- Traditional Chinese: 杜夔
- Simplified Chinese: 杜夔

Standard Mandarin
- Hanyu Pinyin: Dù Kuí
- Wade–Giles: Tu K'uei

Gongliang (courtesy name)
- Chinese: 公良

Standard Mandarin
- Hanyu Pinyin: Gōngliáng
- Wade–Giles: Kung-liang

= Du Kui =

Chinese musician and official to warlord Liu Biao

Du Kui ( 180–225), courtesy name Gongliang, was a musician and official who served under the warlord Liu Biao in the late Eastern Han dynasty of China. He served in the state of Cao Wei during the Three Kingdoms period.

==Life==
Du Kui attempted to stop Liu Biao from performing imperial music in his own court. He was proficient in tuning the bells and other musical instruments expertise, but not in arrangement of dances and singing. With help from other court specialists, he researched old musical practices and texts and gained credit for "starting restoration of the ancient music" (yayue).

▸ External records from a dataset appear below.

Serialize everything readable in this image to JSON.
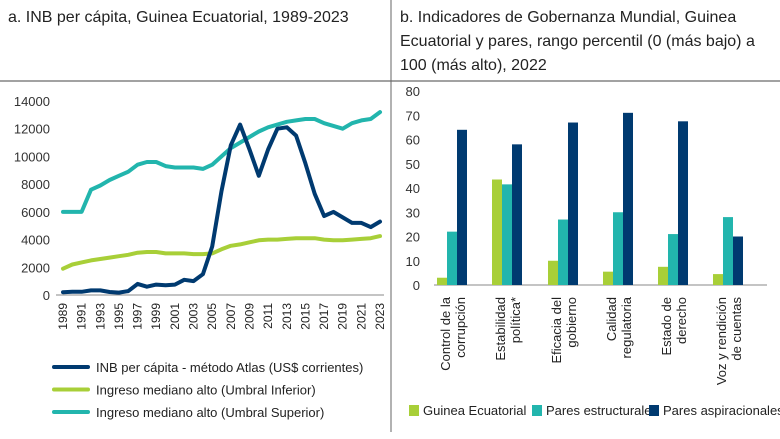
{
  "colors": {
    "inb": "#003a70",
    "lower": "#a8cf38",
    "upper": "#22b5ad",
    "green": "#a8cf38",
    "teal": "#22b5ad",
    "navy": "#003a70"
  },
  "chart_data": [
    {
      "type": "line",
      "title": "a. INB per cápita, Guinea Ecuatorial, 1989-2023",
      "ylim": [
        0,
        14000
      ],
      "yticks": [
        "0",
        "2000",
        "4000",
        "6000",
        "8000",
        "10000",
        "12000",
        "14000"
      ],
      "xticks": [
        "1989",
        "1991",
        "1993",
        "1995",
        "1997",
        "1999",
        "2001",
        "2003",
        "2005",
        "2007",
        "2009",
        "2011",
        "2013",
        "2015",
        "2017",
        "2019",
        "2021",
        "2023"
      ],
      "grid": false,
      "legend": "bottom",
      "x": [
        1989,
        1990,
        1991,
        1992,
        1993,
        1994,
        1995,
        1996,
        1997,
        1998,
        1999,
        2000,
        2001,
        2002,
        2003,
        2004,
        2005,
        2006,
        2007,
        2008,
        2009,
        2010,
        2011,
        2012,
        2013,
        2014,
        2015,
        2016,
        2017,
        2018,
        2019,
        2020,
        2021,
        2022,
        2023
      ],
      "series": [
        {
          "name": "INB per cápita - método Atlas (US$ corrientes)",
          "color": "#003a70",
          "values": [
            200,
            230,
            230,
            330,
            330,
            220,
            170,
            280,
            800,
            600,
            750,
            700,
            750,
            1100,
            1000,
            1500,
            3500,
            7500,
            10800,
            12300,
            10500,
            8600,
            10500,
            12000,
            12100,
            11500,
            9500,
            7300,
            5700,
            6000,
            5600,
            5200,
            5200,
            4900,
            5300
          ]
        },
        {
          "name": "Ingreso mediano alto (Umbral Inferior)",
          "color": "#a8cf38",
          "values": [
            1900,
            2200,
            2350,
            2500,
            2600,
            2700,
            2800,
            2900,
            3050,
            3100,
            3100,
            3000,
            3000,
            3000,
            2950,
            2950,
            3000,
            3300,
            3550,
            3650,
            3800,
            3950,
            4000,
            4000,
            4050,
            4100,
            4100,
            4100,
            4000,
            3950,
            3950,
            4000,
            4050,
            4100,
            4250
          ]
        },
        {
          "name": "Ingreso mediano alto (Umbral Superior)",
          "color": "#22b5ad",
          "values": [
            6000,
            6000,
            6000,
            7600,
            7900,
            8300,
            8600,
            8900,
            9400,
            9600,
            9600,
            9300,
            9200,
            9200,
            9200,
            9100,
            9400,
            10000,
            10600,
            11000,
            11400,
            11800,
            12100,
            12300,
            12500,
            12600,
            12700,
            12700,
            12400,
            12200,
            12000,
            12400,
            12600,
            12700,
            13200
          ]
        }
      ]
    },
    {
      "type": "bar",
      "title": "b. Indicadores de Gobernanza Mundial, Guinea Ecuatorial y pares, rango percentil (0 (más bajo) a 100 (más alto), 2022",
      "title_lines": [
        "b. Indicadores de Gobernanza Mundial, Guinea",
        "Ecuatorial y pares, rango percentil (0 (más bajo) a",
        "100 (más alto), 2022"
      ],
      "ylim": [
        0,
        80
      ],
      "yticks": [
        "0",
        "10",
        "20",
        "30",
        "40",
        "50",
        "60",
        "70",
        "80"
      ],
      "grid": false,
      "legend": "bottom",
      "categories": [
        [
          "Control de la",
          "corrupción"
        ],
        [
          "Estabilidad",
          "política*"
        ],
        [
          "Eficacia del",
          "gobierno"
        ],
        [
          "Calidad",
          "regulatoria"
        ],
        [
          "Estado de",
          "derecho"
        ],
        [
          "Voz y rendición",
          "de cuentas"
        ]
      ],
      "series": [
        {
          "name": "Guinea Ecuatorial",
          "color": "#a8cf38",
          "values": [
            3,
            43.5,
            10,
            5.5,
            7.5,
            4.5
          ]
        },
        {
          "name": "Pares estructurales",
          "color": "#22b5ad",
          "values": [
            22,
            41.5,
            27,
            30,
            21,
            28
          ]
        },
        {
          "name": "Pares aspiracionales",
          "color": "#003a70",
          "values": [
            64,
            58,
            67,
            71,
            67.5,
            20
          ]
        }
      ]
    }
  ]
}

While in the service of the warlord Cao Cao, Du Kui got into an argument with Chai Yu (柴玉), a bell-caster. He had forced Chai Yu to recast the bell set several times for the lack of regular pitch.

Cao Cao's successor, Cao Pi, favoured Chai Yu. Under the pretext of Du Kui's discomfort with court music for entertainment (mouth organ and zithers), Cao Pi had him dismissed. Du Kui died soon afterwards.

==Legacy==
Liu Xie (465–522) praised Du Kui, along with Fu Xuan (217-278) and Zhang Hua (232–300), for "correcting Caos' mistakes" (wenxin diaolong). A Song dynasty treatise by Zhu Changwen mentioned that Du Kui had a son, Du Meng (杜孟). The information is nowhere corroborated.

Du Kui's apprentice, Chen Qi (陳頎; or Chen Hang 陳頏), was a mentor to Xun Xu (died 289), the leading court musician under Emperor Wu of the Jin dynasty.